Journalists are usually expected to be objective, analytical and non-partisan. But they also publicise, push, persuade and lead opinion. Snappy headlines and strong slogans have much in common. They both boil an issue down to its essentials and serve it up in a way people can relate to. A headline or coverline might make them smile. A slogan might be a call to action for people to rally around and magnify through the media. Whether it’s ‘Up Yours Delors’ or ‘Get Brexit Done’, they both require few words and direct language. Big numbers make strong headlines. One like ‘£350m a week’ helps a slogan on the side of a campaign bus too, especially if it’s exaggerated to cause a stir.

Yet headlines for humans are only part of a story’s success; search engine optimisation for machines matters too. Remember the bizarre 2019 interview in which Johnson talked about building and painting model buses? Could the apparent weirdness be explained by an SEO strategy? Could he have been advised to say something notable about buses in the interview in a cunning attempt to manipulate Google results on searches for the infamous Brexit campaign bus? It’s no less strange than any alternative explanation and would reveal an imaginative approach to SEO.

A 2020 survey by Ipsos found only 15% of the public trusted politicians, followed by 16% for government ministers, then 23% for journalists – all trusted less than estate agents or private landlords. Can you guess the only profession trusted less than politicians or journalists? That was advertising executives (at 13%).

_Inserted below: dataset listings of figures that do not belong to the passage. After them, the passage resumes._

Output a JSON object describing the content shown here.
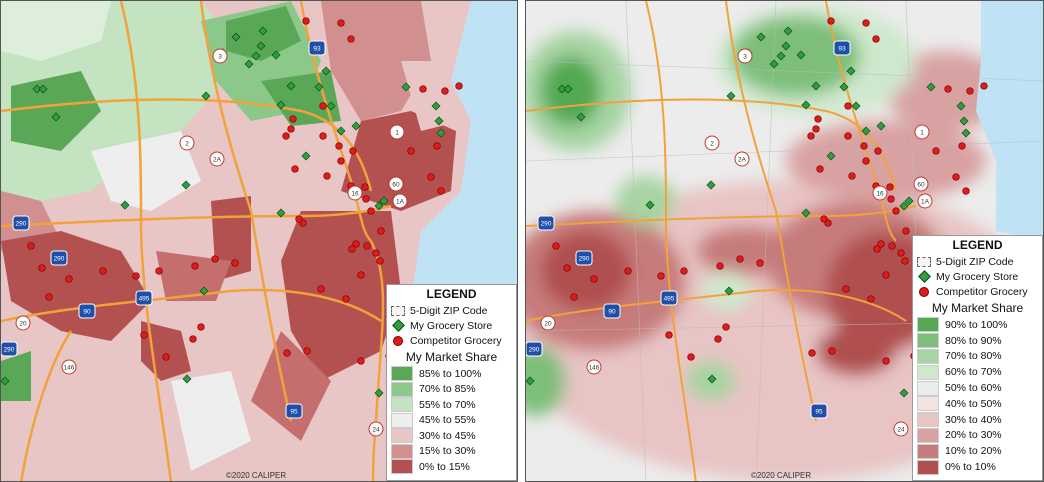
{
  "left_map": {
    "legend": {
      "title": "LEGEND",
      "items": [
        {
          "label": "5-Digit ZIP Code",
          "symbol": "zip-boundary"
        },
        {
          "label": "My Grocery Store",
          "symbol": "green-diamond"
        },
        {
          "label": "Competitor Grocery",
          "symbol": "red-dot"
        }
      ],
      "share_title": "My Market Share",
      "classes": [
        {
          "label": "85% to 100%",
          "color": "#5aa857"
        },
        {
          "label": "70% to 85%",
          "color": "#8cc88a"
        },
        {
          "label": "55% to 70%",
          "color": "#c3e3c1"
        },
        {
          "label": "45% to 55%",
          "color": "#eeeeee"
        },
        {
          "label": "30% to 45%",
          "color": "#e8c6c6"
        },
        {
          "label": "15% to 30%",
          "color": "#d18f8f"
        },
        {
          "label": "0% to 15%",
          "color": "#b35050"
        }
      ]
    },
    "credit": "©2020 CALIPER"
  },
  "right_map": {
    "legend": {
      "title": "LEGEND",
      "items": [
        {
          "label": "5-Digit ZIP Code",
          "symbol": "zip-boundary"
        },
        {
          "label": "My Grocery Store",
          "symbol": "green-diamond"
        },
        {
          "label": "Competitor Grocery",
          "symbol": "red-dot"
        }
      ],
      "share_title": "My Market Share",
      "classes": [
        {
          "label": "90% to 100%",
          "color": "#53a852"
        },
        {
          "label": "80% to 90%",
          "color": "#7dbf79"
        },
        {
          "label": "70% to 80%",
          "color": "#a6d4a2"
        },
        {
          "label": "60% to 70%",
          "color": "#cfe8cd"
        },
        {
          "label": "50% to 60%",
          "color": "#ececec"
        },
        {
          "label": "40% to 50%",
          "color": "#f3e2e2"
        },
        {
          "label": "30% to 40%",
          "color": "#e8c4c4"
        },
        {
          "label": "20% to 30%",
          "color": "#d9a2a2"
        },
        {
          "label": "10% to 20%",
          "color": "#c77c7c"
        },
        {
          "label": "0% to 10%",
          "color": "#b04f4f"
        }
      ]
    },
    "credit": "©2020 CALIPER"
  },
  "route_shields": [
    "93",
    "3",
    "2",
    "2A",
    "1",
    "1A",
    "16",
    "60",
    "290",
    "495",
    "90",
    "20",
    "146",
    "95",
    "24"
  ],
  "colors": {
    "ocean": "#bfe3f5",
    "road": "#f2a23a",
    "store": "#2f9e3f",
    "competitor": "#e01b1b"
  }
}
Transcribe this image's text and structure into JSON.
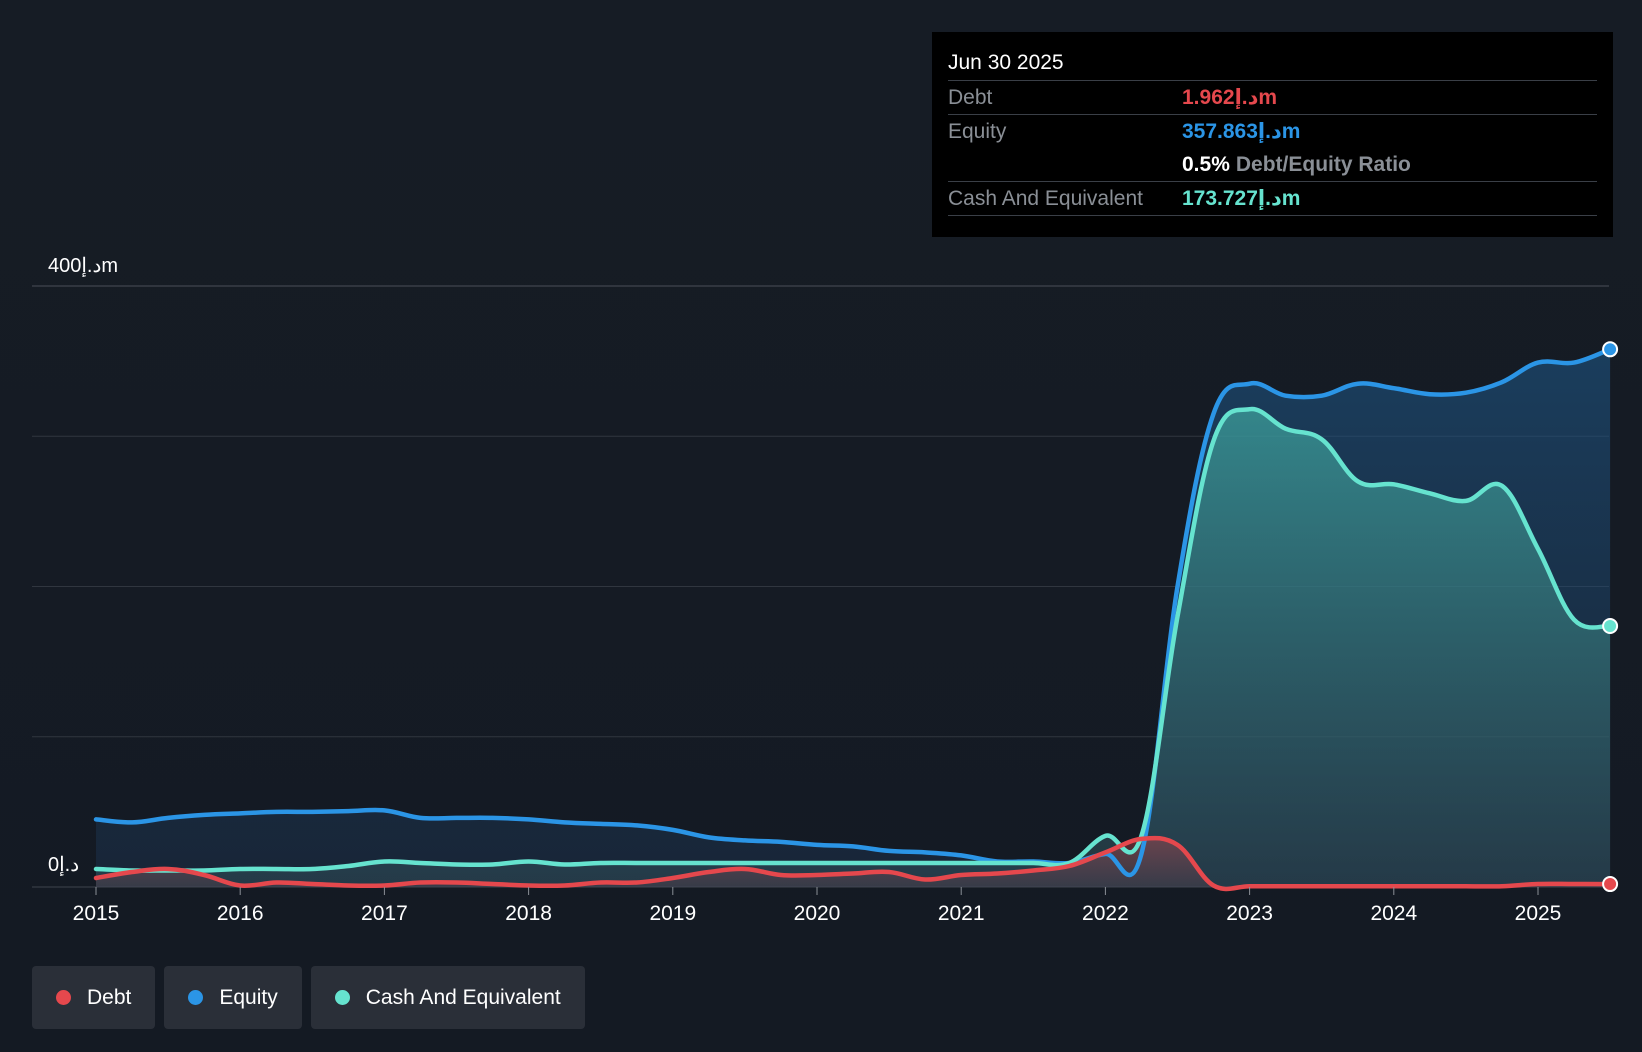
{
  "colors": {
    "debt": "#e5484d",
    "equity": "#2b95e6",
    "cash": "#66e3cf",
    "background": "#151b24"
  },
  "tooltip": {
    "date": "Jun 30 2025",
    "debt_label": "Debt",
    "debt_value": "1.962د.إm",
    "equity_label": "Equity",
    "equity_value": "357.863د.إm",
    "ratio_value": "0.5%",
    "ratio_label": "Debt/Equity Ratio",
    "cash_label": "Cash And Equivalent",
    "cash_value": "173.727د.إm"
  },
  "legend": {
    "debt": "Debt",
    "equity": "Equity",
    "cash": "Cash And Equivalent"
  },
  "chart_data": {
    "type": "area",
    "title": "",
    "xlabel": "",
    "ylabel": "",
    "y_unit": "د.إm",
    "ylim": [
      0,
      400
    ],
    "y_tick_labels": {
      "top": "400د.إm",
      "bottom": "0د.إ"
    },
    "x_tick_labels": [
      "2015",
      "2016",
      "2017",
      "2018",
      "2019",
      "2020",
      "2021",
      "2022",
      "2023",
      "2024",
      "2025"
    ],
    "x_ticks": [
      2015,
      2016,
      2017,
      2018,
      2019,
      2020,
      2021,
      2022,
      2023,
      2024,
      2025
    ],
    "xlim": [
      2015,
      2025.5
    ],
    "gridlines": [
      0,
      100,
      200,
      300,
      400
    ],
    "highlight_x": 2022.75,
    "series": [
      {
        "name": "Equity",
        "key": "equity",
        "points": [
          [
            2015.0,
            45
          ],
          [
            2015.25,
            43
          ],
          [
            2015.5,
            46
          ],
          [
            2015.75,
            48
          ],
          [
            2016.0,
            49
          ],
          [
            2016.25,
            50
          ],
          [
            2016.5,
            50
          ],
          [
            2016.75,
            50.5
          ],
          [
            2017.0,
            51
          ],
          [
            2017.25,
            46
          ],
          [
            2017.5,
            46
          ],
          [
            2017.75,
            46
          ],
          [
            2018.0,
            45
          ],
          [
            2018.25,
            43
          ],
          [
            2018.5,
            42
          ],
          [
            2018.75,
            41
          ],
          [
            2019.0,
            38
          ],
          [
            2019.25,
            33
          ],
          [
            2019.5,
            31
          ],
          [
            2019.75,
            30
          ],
          [
            2020.0,
            28
          ],
          [
            2020.25,
            27
          ],
          [
            2020.5,
            24
          ],
          [
            2020.75,
            23
          ],
          [
            2021.0,
            21
          ],
          [
            2021.25,
            17
          ],
          [
            2021.5,
            17
          ],
          [
            2021.75,
            16
          ],
          [
            2022.0,
            22
          ],
          [
            2022.25,
            22
          ],
          [
            2022.5,
            200
          ],
          [
            2022.75,
            315
          ],
          [
            2023.0,
            335
          ],
          [
            2023.25,
            327
          ],
          [
            2023.5,
            327
          ],
          [
            2023.75,
            335
          ],
          [
            2024.0,
            332
          ],
          [
            2024.25,
            328
          ],
          [
            2024.5,
            329
          ],
          [
            2024.75,
            336
          ],
          [
            2025.0,
            349
          ],
          [
            2025.25,
            349
          ],
          [
            2025.5,
            357.863
          ]
        ]
      },
      {
        "name": "Cash And Equivalent",
        "key": "cash",
        "points": [
          [
            2015.0,
            12
          ],
          [
            2015.25,
            11
          ],
          [
            2015.5,
            11
          ],
          [
            2015.75,
            11
          ],
          [
            2016.0,
            12
          ],
          [
            2016.25,
            12
          ],
          [
            2016.5,
            12
          ],
          [
            2016.75,
            14
          ],
          [
            2017.0,
            17
          ],
          [
            2017.25,
            16
          ],
          [
            2017.5,
            15
          ],
          [
            2017.75,
            15
          ],
          [
            2018.0,
            17
          ],
          [
            2018.25,
            15
          ],
          [
            2018.5,
            16
          ],
          [
            2018.75,
            16
          ],
          [
            2019.0,
            16
          ],
          [
            2019.25,
            16
          ],
          [
            2019.5,
            16
          ],
          [
            2019.75,
            16
          ],
          [
            2020.0,
            16
          ],
          [
            2020.25,
            16
          ],
          [
            2020.5,
            16
          ],
          [
            2020.75,
            16
          ],
          [
            2021.0,
            16
          ],
          [
            2021.25,
            16
          ],
          [
            2021.5,
            16
          ],
          [
            2021.75,
            16
          ],
          [
            2022.0,
            34
          ],
          [
            2022.25,
            34
          ],
          [
            2022.5,
            180
          ],
          [
            2022.75,
            297
          ],
          [
            2023.0,
            318
          ],
          [
            2023.25,
            305
          ],
          [
            2023.5,
            298
          ],
          [
            2023.75,
            270
          ],
          [
            2024.0,
            268
          ],
          [
            2024.25,
            262
          ],
          [
            2024.5,
            257
          ],
          [
            2024.75,
            267
          ],
          [
            2025.0,
            225
          ],
          [
            2025.25,
            178
          ],
          [
            2025.5,
            173.727
          ]
        ]
      },
      {
        "name": "Debt",
        "key": "debt",
        "points": [
          [
            2015.0,
            6
          ],
          [
            2015.25,
            10
          ],
          [
            2015.5,
            12
          ],
          [
            2015.75,
            8
          ],
          [
            2016.0,
            1
          ],
          [
            2016.25,
            3
          ],
          [
            2016.5,
            2
          ],
          [
            2016.75,
            1
          ],
          [
            2017.0,
            1
          ],
          [
            2017.25,
            3
          ],
          [
            2017.5,
            3
          ],
          [
            2017.75,
            2
          ],
          [
            2018.0,
            1
          ],
          [
            2018.25,
            1
          ],
          [
            2018.5,
            3
          ],
          [
            2018.75,
            3
          ],
          [
            2019.0,
            6
          ],
          [
            2019.25,
            10
          ],
          [
            2019.5,
            12
          ],
          [
            2019.75,
            8
          ],
          [
            2020.0,
            8
          ],
          [
            2020.25,
            9
          ],
          [
            2020.5,
            10
          ],
          [
            2020.75,
            5
          ],
          [
            2021.0,
            8
          ],
          [
            2021.25,
            9
          ],
          [
            2021.5,
            11
          ],
          [
            2021.75,
            14
          ],
          [
            2022.0,
            23
          ],
          [
            2022.25,
            32
          ],
          [
            2022.5,
            28
          ],
          [
            2022.75,
            1
          ],
          [
            2023.0,
            0.5
          ],
          [
            2023.25,
            0.5
          ],
          [
            2023.5,
            0.5
          ],
          [
            2023.75,
            0.5
          ],
          [
            2024.0,
            0.5
          ],
          [
            2024.25,
            0.5
          ],
          [
            2024.5,
            0.5
          ],
          [
            2024.75,
            0.5
          ],
          [
            2025.0,
            2
          ],
          [
            2025.25,
            2
          ],
          [
            2025.5,
            1.962
          ]
        ]
      }
    ]
  }
}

Yet journalism in my experience is full of well-intentioned people. No one chooses it for the money. Some may like the power, but there’s not much of that left in journalism as it’s now all about social media ‘influencers’ and journalists are not the information brokers they once were. Of those I have known, most picked it at least partly on principle: to hold authority to account, expose the truth, shed light into dark places and all the other cliches. More controversially, I think many politicians want to make the world a better place too. So, journalists enter politics because they want to change the world for the better. Or just because they want more power. Take your pick.